“All about Eve”
This is a little tidbit from one of my dearest friends, a person who has given me and millions of opera lovers GREAT nights to remember. Brava, Eve.
“And in the beginning….”
Never Forget Wed,August 16 2006
Eve Queler
At my High School, The High School of Music and Art, forerunner of the present day LaGuardia High School, the composers for whom we lived were Brahms and Wagner. Our school songs had words set to the fourth movemebt of Brahms Symphony number 1 and our Graduation March was the Overture to Die Meistersinger. As a member of the French Horn section of the senior orchestra I played it often. In addition to Brahms and Wagner we also played and accepted Mozart and Haydn, but we scoffed at Italian opera as simplistic tunes accompanied by like harmonies.
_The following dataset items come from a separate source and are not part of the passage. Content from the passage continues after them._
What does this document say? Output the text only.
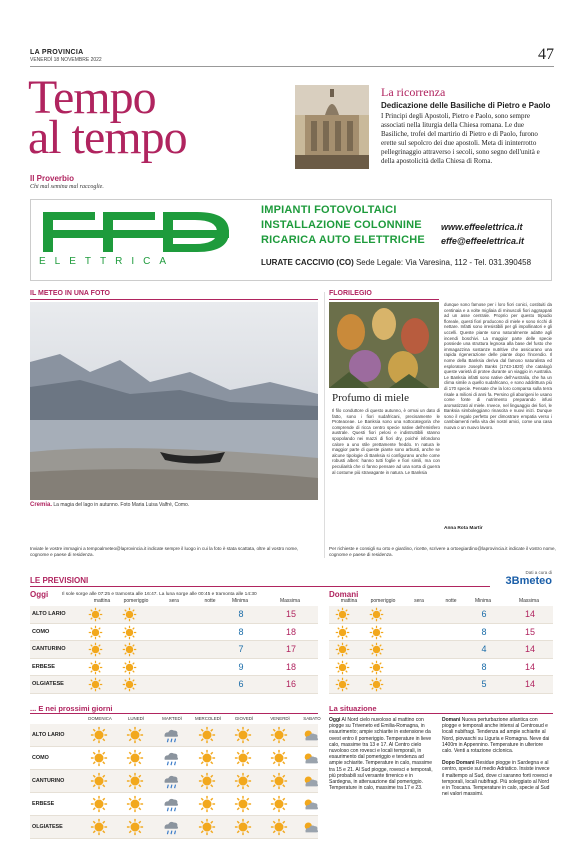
LA PROVINCIA
VENERDÌ 18 NOVEMBRE 2022	47
Tempo
al tempo
Il Proverbio
Chi mal semina mal raccoglie.
La ricorrenza
Dedicazione delle Basiliche di Pietro e Paolo
I Principi degli Apostoli, Pietro e Paolo, sono sempre associati nella liturgia della Chiesa romana. Le due Basiliche, trofei del martirio di Pietro e di Paolo, furono erette sul sepolcro dei due apostoli. Meta di ininterrotto pellegrinaggio attraverso i secoli, sono segno dell'unità e della apostolicità della Chiesa di Roma.
ELETTRICA
IMPIANTI FOTOVOLTAICI
INSTALLAZIONE COLONNINE
RICARICA AUTO ELETTRICHE
www.effeelettrica.it
effe@effeelettrica.it
LURATE CACCIVIO (CO) Sede Legale: Via Varesina, 112 - Tel. 031.390458
IL METEO IN UNA FOTO
Cremia. La magia del lago in autunno. Foto Maria Luisa Valfré, Como.
Inviate le vostre immagini a tempoalmeteo@laprovincia.it indicate sempre il luogo in cui la foto è stata scattata, oltre al vostro nome, cognome e paese di residenza.
FLORILEGIO
Profumo di miele
Il filo conduttore di questo autunno, è ormai un dato di fatto, sono i fiori sudafricani, precisamente le Proteaceae. Le Banksia sono una sottocategoria che comprende di ricca centro specie native dell'emisfero australe. Questi fiori pelosi e indistruttibili stanno spopolando nei mazzi di fiori dry, poiché infondono calore a uno stile prettamente freddo. In natura le maggior parte di queste piante sono arbusti, anche se alcune tipologie di Banksia si configurano anche come robusti alberi: hanno tutti foglie e fiori simili, ma con peculiarità che ci fanno pensare ad una sorta di guerra al costume più stravagante in natura. Le Banksia
dunque sono famose per i loro fiori conici, costituiti da centinaia e a volte migliaia di minuscoli fiori aggrappati ad un asse centrale. Proprio per questo tripudio floreale, questi fiori producono di miele e sono ricchi di nettare. Infatti sono irresistibili per gli impollinatori e gli uccelli. Queste piante sono naturalmente adatte agli incendi boschivi. La maggior parte delle specie possiede una struttura legnosa alla base del fusto che immagazzina sostanze nutritive che assicurano una rapida rigenerazione delle piante dopo l'incendio. Il nome della Banksia deriva dal famoso naturalista ed esploratore Joseph Banks (1743-1820) che catalogò queste varietà di protee durante un viaggio in Australia. Le Banksia infatti sono native dell'Australia, che ha un clima simile a quello sudafricano, e sono addirittura più di 170 specie. Pensate che la loro comparsa sulla terra risale a milioni di anni fa. Persino gli aborigeni le usano come fonte di nutrimento preparando infusi aromatizzati al miele. Invece, nel linguaggio dei fiori, le Banksia simboleggiano rinascita e nuovi inizi. Dunque sono il regalo perfetto per dimostrare empatia verso i cambiamenti nella vita dei nostri amici, come una casa nuova o un nuovo lavoro.
Anna Rota Martir
Per richieste e consigli su orto e giardino, ricette, scrivere a ortoegiardino@laprovincia.it indicate il vostro nome, cognome e paese di residenza.
LE PREVISIONI
Dati a cura di
3Bmeteo
Oggi	Il sole sorge alle 07:25 e tramonta alle 16:47. La luna sorge alle 00:45 e tramonta alle 14:30	Domani
mattina	pomeriggio	sera	notte	Minima	Massima
ALTO LARIO	8	15
COMO	8	18
CANTURINO	7	17
ERBESE	9	18
OLGIATESE	6	16
mattina	pomeriggio	sera	notte	Minima	Massima
6	14
8	15
4	14
8	14
5	14
... E nei prossimi giorni
DOMENICA	LUNEDÌ	MARTEDÌ	MERCOLEDÌ	GIOVEDÌ	VENERDÌ	SABATO
ALTO LARIO
COMO
CANTURINO
ERBESE
OLGIATESE
La situazione
Oggi Al Nord cielo nuvoloso al mattino con piogge su Triveneto ed Emilia-Romagna, in esaurimento; ampie schiarite in estensione da ovest entro il pomeriggio. Temperature in lieve calo, massime tra 13 e 17. Al Centro cielo nuvoloso con rovesci e locali temporali, in esaurimento dal pomeriggio e tendenza ad ampie schiarite. Temperature in calo, massime tra 15 e 21. Al Sud piogge, rovesci e temporali, più probabili sul versante tirrenico e in Sardegna, in attenuazione dal pomeriggio. Temperature in calo, massime tra 17 e 23.
Domani Nuova perturbazione atlantica con piogge e temporali anche intensi al Centrosud e locali nubifragi. Tendenza ad ampie schiarite al Nord, piovaschi su Liguria e Romagna. Neve dai 1400m in Appennino. Temperature in ulteriore calo. Venti a rotazione ciclonica.
Dopo Domani Residue piogge in Sardegna e al centro, specie sul medio Adriatico. Insiste invece il maltempo al Sud, dove ci saranno forti rovesci e temporali, locali nubifragi. Più soleggiato al Nord e in Toscana. Temperature in calo, specie al Sud nei valori massimi.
I stood through as many of the Met’s Wagner operas as I could afford.
After school, I listened to my father’s Caruso records and to the Met Saturday broadcasts. I tried to build my library by purchasing the score for each Saturday’s broadcast. I carefully marked my scores with what I assumed was “tradition”, when in fact many of the changes were only errors. I remember breaking up with a boyfriend who tried to talk to me during the Carmen broadcast. I did not even notice that he had left until the end of the opera. Also after school I supported myself playing for voice lessons. I fell in love with lieder, opera and anything else which could be sung. I also volunteered in any opera workshop which would have me. The voice could do so many expressive things which could not be done on the piano. By time I was twenty I had abandoned all previous ideas of a solo career as a pianist to pursue my love of singing and to accompany singers. Without much experience I was able to land a job as rehearsal pianist at the New York City Opera. I met Placido Domingo while working there and I met Nicolai Gedda and Richard Tucker while playing for rehearsals of the Friends of French Opera. I will always be grateful to these great tenors for their willingness to take a chance to sing with a new, unproven, and not very experienced conductor, and appear with me in Carnegie Hall.
In the early days of Opera Orchestra of New York, the operas we did were like a revelation. Who knew William Tell, I Lombardi, Pearl Fishers, Parisina, Gemma di Vergy, L’Africana, Le Cid, La Favorita, I Masnadieri, Khovansnchina. During that period before the beginning of the critical edition movement we only knew four of the 72 operas by Donizetti and maybe half of Verdi’s output, and only a few of Rossini. There is always more to discover.